By June 14, 2018 Articles
Going through a divorce puts business assets at risk. This can lead to costly legal proceedings, negative impacts on revenue, and the potential loss of your business.
Understanding how to protect business assets is critical to achieving the outcome you want in your divorce case and ensuring that you, your employees, and the business continues to thrive.
If your spouse continues to work in the business after the divorce is finalized, there are special considerations you need to make.
Consulting with your attorney helps you determine the right legal strategies to protect your financial wellbeing.
Business Risks to Consider in Divorce
Businesses are built from investments of time, money, and other resources. A divorce can present a wide range of risks to your business, making it even more important to protect its assets.
Having an ex-spouse as a business partner can work in some cases. But it can also lead to conflicts related to how the business is managed, its ownership, and other aspects.
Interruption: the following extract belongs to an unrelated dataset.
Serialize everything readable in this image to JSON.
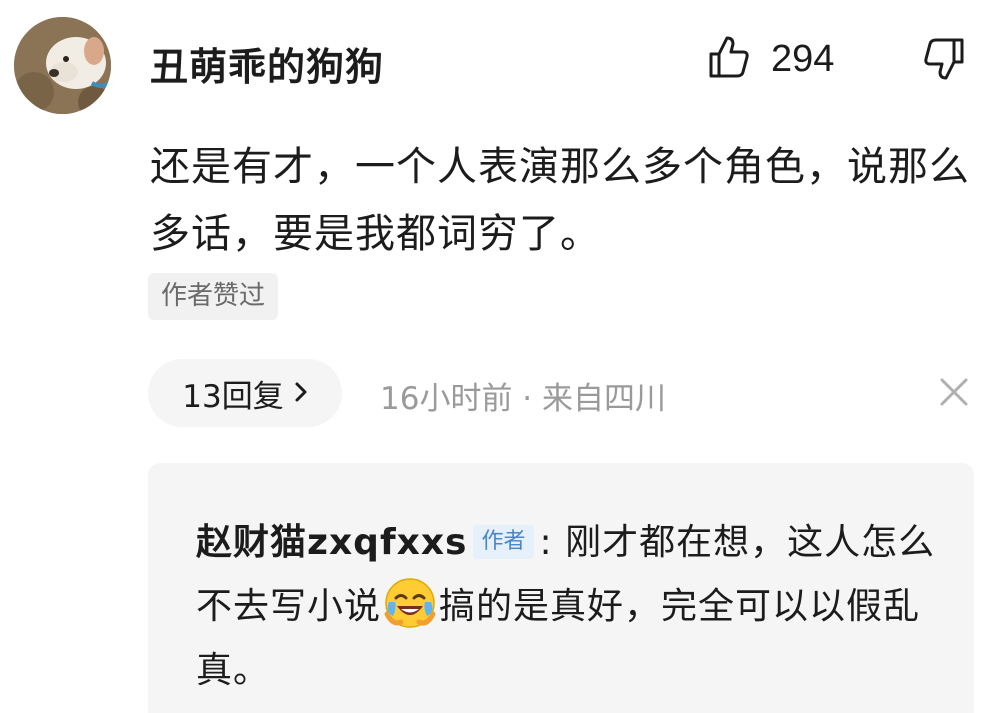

Georgia family law courts typically process marital assets through equitable distribution. The primary goal of the courts is to divide any marital assets fairly between both parties.
When you and your spouse share ownership of a business, the assets related to that business must be valuated and distributed according to different factors.
Business owners can lose a large share of their businesses in divorce. So having the right plan in place helps you avoid many of these issues.
How Business Assets Are Addressed by Family Law Courts
Securing full or partial ownership of your business in a divorce depends on the unique circumstances of your case. Some people may prefer to give up personal assets in exchange for the spouse’s share of the business.
Real estate, automobiles, stocks, retirement accounts, and other assets may be granted to a spouse in order to avoid the loss of any ownership. This may be the ideal option for most business owners looking to avoid any disruption to their businesses.
Like personal assets, any business assets that were acquired during the marriage period will be subject to equitable division. Those assets that were obtained before the division won’t go through this process unless they were commingled with marital assets.
Protecting Your Business in Divorce
There are legal strategies you can use to protect your business assets. The first step is to determine the market value of the business.
This is done through the use of a forensic accountant who gathers and reviews all business assets and financial information.
Consulting with your attorney ensures that the valuation is accurate and that your spouse has provided all of the information needed to complete the process.
If business assets appreciate in value during the marriage (regardless of when they were acquired), then the value of the appreciation will also be subject to equitable division.
Prenuptial agreements safeguard business assets long before a couple considers divorce. It may not provide the full protection your business needs, but it can prevent many of the challenges that arise in divorce.
A prenuptial agreement dictates how assets will be treated in a divorce. It helps you protect separate assets as well as any that are acquired during the marriage.
The prenuptial agreement requires witnesses and a notary to be present when it is signed by both parties to ensure its validity.
Married couples may sign a postnuptial agreement after the marriage has begun. Although a family court judge may refuse to uphold this agreement, having one in place may provide additional security to your business assets.
Some couples draft buy-sell agreements, which outline how business assets will be handled in unforeseen circumstances such as death, the sale of a business, or divorce.
You need to work with a family law attorney who understands these and other legal strategies for protecting your business.
If your spouse continues to work in the business after the divorce, you can take steps to maintain the integrity of your business and secure its ongoing success.